At night, they visit coffee plantations and feast on the ripe cherries, often leaving large coffee-bean-laden dung piles around the plantation. In addition to the chemical adjustments a cats stomach makes to a coffee cherry (something that high-level coffee roasters wax poetic about frequently), the belief is that a civet has an eye for the beans selection, eating only the best from a group. One of the steps of the process that makes Kopi Luwak such a unique, fantastic coffee is that civets pick out specific coffee cherries, choices taken from them while captive.

While Black Ivory Coffee is known for using elephants in Thailand for their completely digested coffee cherries, Kopi Luwak is made using a similar process using different animals on a few particular Indonesian islands. Kopi Luwak coffee prices start at $160 a pound, rising up to $600 for the more expensive variety, in which civets roam free and pick out the best beans for themselves. Although Kopi luwak is a processing method, not a type of coffee, Kopi luwak has been called one of the worlds most expensive coffees, with retail prices reaching $100 a kg for farm-grown beans and $1,300 per kg for wild-harvested beans.
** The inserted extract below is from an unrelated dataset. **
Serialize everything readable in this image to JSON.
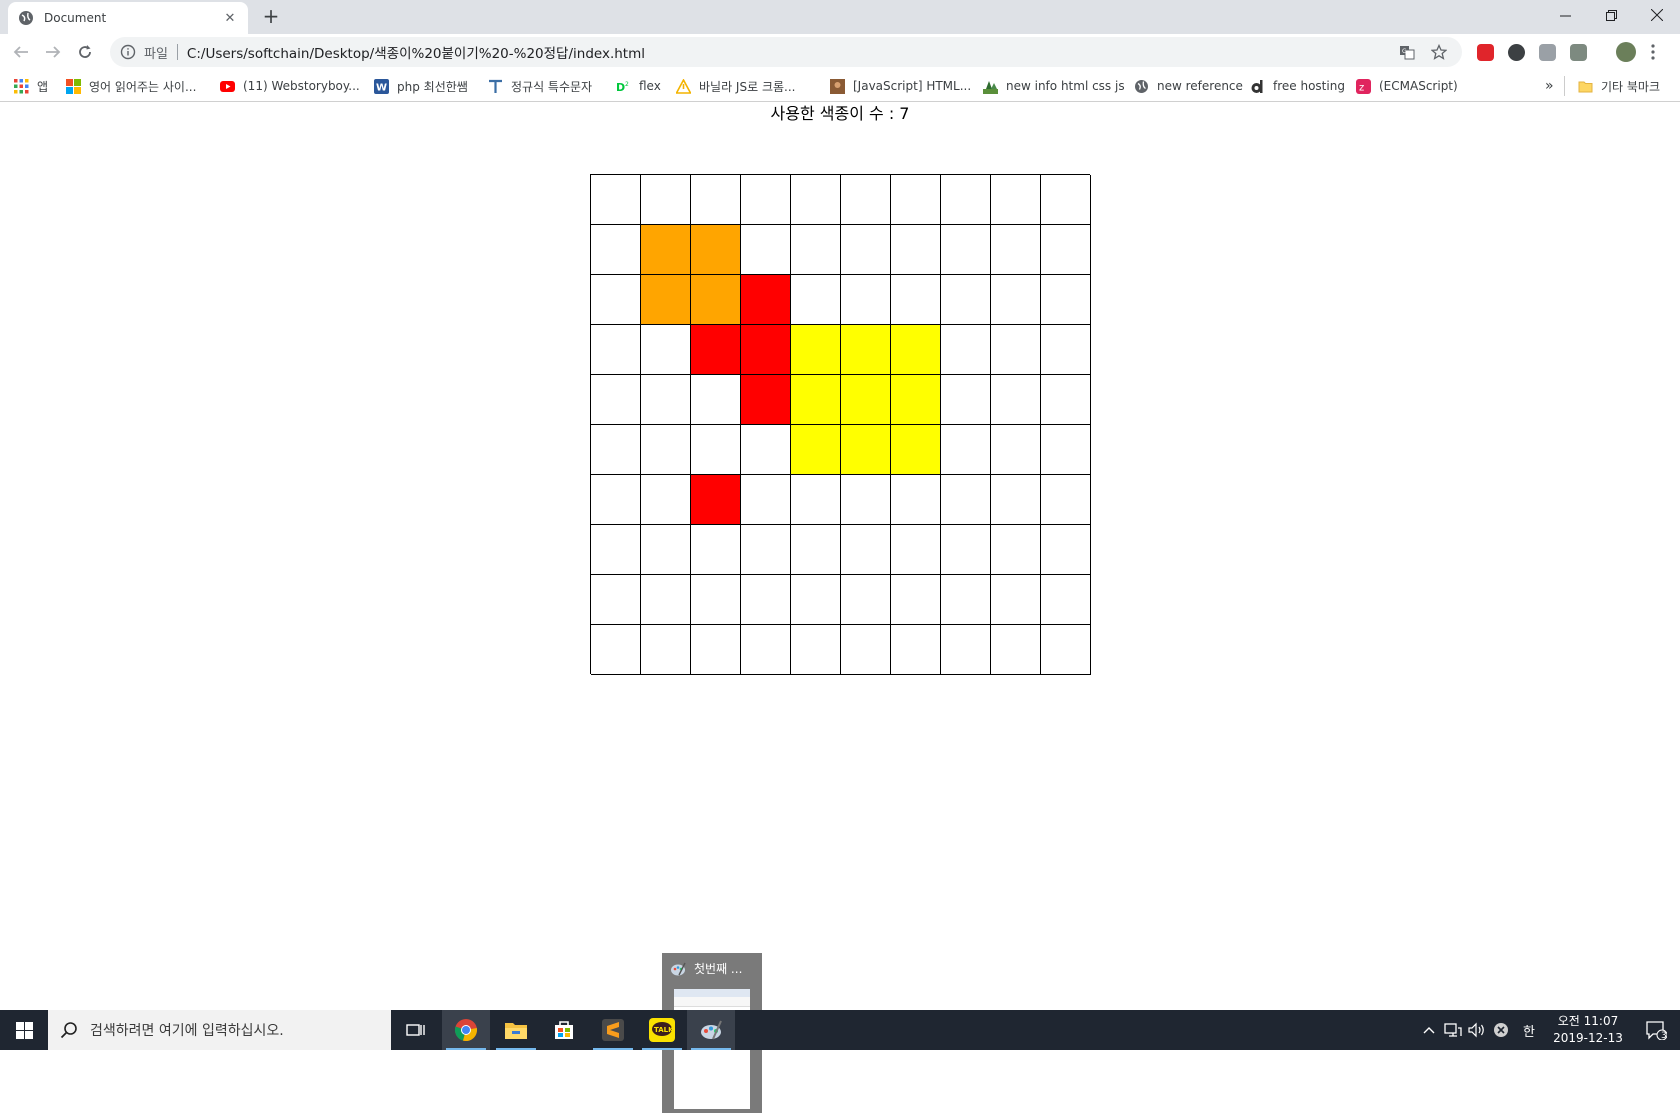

Similar to coffee from the civet, coffee from Finca Los Planes is prepared by elephants, which consume arabica beans and are processed through their digestive processes. Oh, and just so happens, Finca El Injerto coffee is harvested from the arabica beans that are excreted from the dung of elephants. Right up there with the Thai black ivory coffee is the Guatemalan Finca El Injerto, which retails for about $500 per pound.